The next four hours saw five (5) increasingly intelligent and desperate attempts to get out of their makeshift prison. First, was a simultaneous attempt to climb up four different vertical walls, then edge onto the roofing (just cardboard flaps bent over) and slide down the other side of the outer walls. However, they were spotted by their pretty little jailor and returned to incarceration. The ill-designed roof was then “secured” by her with a remnant tile but she cut two (2) small windows on opposite walls to let the air in.

Several hours later, three (3) members of the group had burrowed sloping holes in the wet beach sand at different locations and were about to penetrate the soggy cardboard walls located there, when they were intercepted.

After these break-out attempts, I noticed Aradhana had become quite thoughtful about the whole matter of holding Hermit Crabs in captivity. Despite what Google had said about them being really friendly pets, she felt that her four (4) captives were really “born to be free” and to roam their own stretches of Pacific beaches, whenever they wanted. But she decided to “sleep on it” and leave her decision-making till the next morning.

Early next morning, I was awoken by her loud sobs. Broken-hearted, she informed me that “the whole lot” had climbed the walls and escaped through the smaller windows. Their habitat had been parked in a corner of the enclosed balcony, some distance from the tempered glass wall facing the ocean. Now, she couldn’t locate any of the Gang of Four on the balcony. So, over a mug of Darjeeling tea, I discussed options with her, before she wandered off. Suddenly, I noticed two (2) horizontal opening – each the size of a brick laying on its wide side, in the structure holding up the glass wall. They were drain openings to allow rain water to pour away from the balcony. 
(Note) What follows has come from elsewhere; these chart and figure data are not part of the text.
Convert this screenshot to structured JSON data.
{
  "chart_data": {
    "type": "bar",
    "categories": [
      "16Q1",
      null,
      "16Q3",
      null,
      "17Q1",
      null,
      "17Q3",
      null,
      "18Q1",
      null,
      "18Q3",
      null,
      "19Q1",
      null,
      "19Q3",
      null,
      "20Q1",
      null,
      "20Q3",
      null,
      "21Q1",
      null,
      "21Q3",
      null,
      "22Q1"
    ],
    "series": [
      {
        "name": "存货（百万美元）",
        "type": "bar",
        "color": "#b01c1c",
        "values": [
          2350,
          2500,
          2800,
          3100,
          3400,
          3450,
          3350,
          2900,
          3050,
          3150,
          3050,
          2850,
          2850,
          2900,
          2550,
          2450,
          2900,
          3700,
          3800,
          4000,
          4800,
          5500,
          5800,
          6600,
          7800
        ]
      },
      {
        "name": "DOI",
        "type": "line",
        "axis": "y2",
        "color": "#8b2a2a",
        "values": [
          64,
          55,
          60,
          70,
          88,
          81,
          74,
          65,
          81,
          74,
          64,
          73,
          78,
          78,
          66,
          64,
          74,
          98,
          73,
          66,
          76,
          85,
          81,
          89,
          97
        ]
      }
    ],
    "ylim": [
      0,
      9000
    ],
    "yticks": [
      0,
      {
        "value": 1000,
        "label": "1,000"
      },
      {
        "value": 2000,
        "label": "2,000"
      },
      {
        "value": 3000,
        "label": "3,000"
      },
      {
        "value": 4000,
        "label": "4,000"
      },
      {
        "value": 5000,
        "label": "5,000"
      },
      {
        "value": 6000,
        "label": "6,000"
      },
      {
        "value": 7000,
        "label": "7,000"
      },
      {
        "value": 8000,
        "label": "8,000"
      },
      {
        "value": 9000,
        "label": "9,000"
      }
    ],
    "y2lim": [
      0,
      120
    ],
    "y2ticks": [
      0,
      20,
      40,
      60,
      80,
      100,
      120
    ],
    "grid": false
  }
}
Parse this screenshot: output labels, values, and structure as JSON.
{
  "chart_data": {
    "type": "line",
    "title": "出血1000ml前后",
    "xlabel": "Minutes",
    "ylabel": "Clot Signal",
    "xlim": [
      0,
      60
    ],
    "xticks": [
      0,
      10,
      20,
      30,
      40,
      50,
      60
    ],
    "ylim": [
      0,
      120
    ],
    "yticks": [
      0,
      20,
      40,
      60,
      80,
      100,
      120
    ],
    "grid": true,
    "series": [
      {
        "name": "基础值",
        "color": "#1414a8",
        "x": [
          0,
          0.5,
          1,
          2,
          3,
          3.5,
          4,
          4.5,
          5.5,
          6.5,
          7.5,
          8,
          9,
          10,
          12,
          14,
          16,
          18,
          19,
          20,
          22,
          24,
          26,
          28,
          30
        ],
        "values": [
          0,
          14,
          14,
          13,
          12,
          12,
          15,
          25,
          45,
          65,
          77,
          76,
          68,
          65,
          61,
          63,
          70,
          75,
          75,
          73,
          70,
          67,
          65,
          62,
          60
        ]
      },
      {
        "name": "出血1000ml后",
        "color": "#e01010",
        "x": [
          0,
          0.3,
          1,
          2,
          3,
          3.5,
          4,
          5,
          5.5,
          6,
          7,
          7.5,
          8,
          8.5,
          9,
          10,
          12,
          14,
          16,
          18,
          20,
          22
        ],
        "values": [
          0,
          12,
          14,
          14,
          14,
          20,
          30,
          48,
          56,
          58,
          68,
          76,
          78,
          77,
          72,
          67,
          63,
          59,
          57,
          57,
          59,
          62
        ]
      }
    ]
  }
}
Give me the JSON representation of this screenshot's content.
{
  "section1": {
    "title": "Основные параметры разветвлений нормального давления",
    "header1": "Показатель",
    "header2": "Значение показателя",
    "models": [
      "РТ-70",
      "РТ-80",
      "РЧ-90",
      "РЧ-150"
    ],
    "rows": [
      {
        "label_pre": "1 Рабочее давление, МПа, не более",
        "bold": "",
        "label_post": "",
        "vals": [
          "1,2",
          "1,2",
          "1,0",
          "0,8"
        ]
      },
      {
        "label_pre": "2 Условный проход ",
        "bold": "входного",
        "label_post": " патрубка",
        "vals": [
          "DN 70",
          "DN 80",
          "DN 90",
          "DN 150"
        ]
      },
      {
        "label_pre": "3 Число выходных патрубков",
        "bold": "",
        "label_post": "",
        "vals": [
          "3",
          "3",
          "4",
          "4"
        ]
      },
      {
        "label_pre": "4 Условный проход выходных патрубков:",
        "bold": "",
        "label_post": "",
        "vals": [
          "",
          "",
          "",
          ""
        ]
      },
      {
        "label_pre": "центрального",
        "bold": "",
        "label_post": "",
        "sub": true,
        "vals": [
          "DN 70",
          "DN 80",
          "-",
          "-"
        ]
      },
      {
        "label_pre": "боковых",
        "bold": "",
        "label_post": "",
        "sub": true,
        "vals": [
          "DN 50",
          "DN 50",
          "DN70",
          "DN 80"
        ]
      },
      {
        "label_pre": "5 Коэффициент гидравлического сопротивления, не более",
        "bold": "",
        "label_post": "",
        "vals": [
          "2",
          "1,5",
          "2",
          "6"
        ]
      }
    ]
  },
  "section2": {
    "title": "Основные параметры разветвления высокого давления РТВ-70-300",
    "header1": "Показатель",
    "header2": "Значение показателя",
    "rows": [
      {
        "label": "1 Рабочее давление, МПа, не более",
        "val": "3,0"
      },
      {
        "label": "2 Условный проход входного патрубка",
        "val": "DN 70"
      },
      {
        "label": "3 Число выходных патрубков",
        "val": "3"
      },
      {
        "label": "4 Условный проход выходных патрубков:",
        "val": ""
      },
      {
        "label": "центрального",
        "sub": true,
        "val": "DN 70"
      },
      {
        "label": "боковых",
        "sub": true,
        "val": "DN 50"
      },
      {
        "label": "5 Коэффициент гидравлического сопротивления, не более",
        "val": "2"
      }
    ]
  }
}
I grabbed my flipflops and face mask and took one of the elevators to the downstairs Social Area overlooking the cascading swimming pools. As I looked for clues I noticed the same two rectangular drain holes under a similar structure holding up a similar glass wall. Gingerly, I made my way there and looked down to the first pool area with a row of long lounge chairs. My eyes soon picked up pieces of Hermit crab shells and some intact insides.

I realized that these Pacific crustaceans had a DNA with a built-in propensity to escape from bondage at any cost. They did not realize that when they launched themselves from their 14th floor Freedom Gate, they were still several meters away from the beach and the waves they were born into.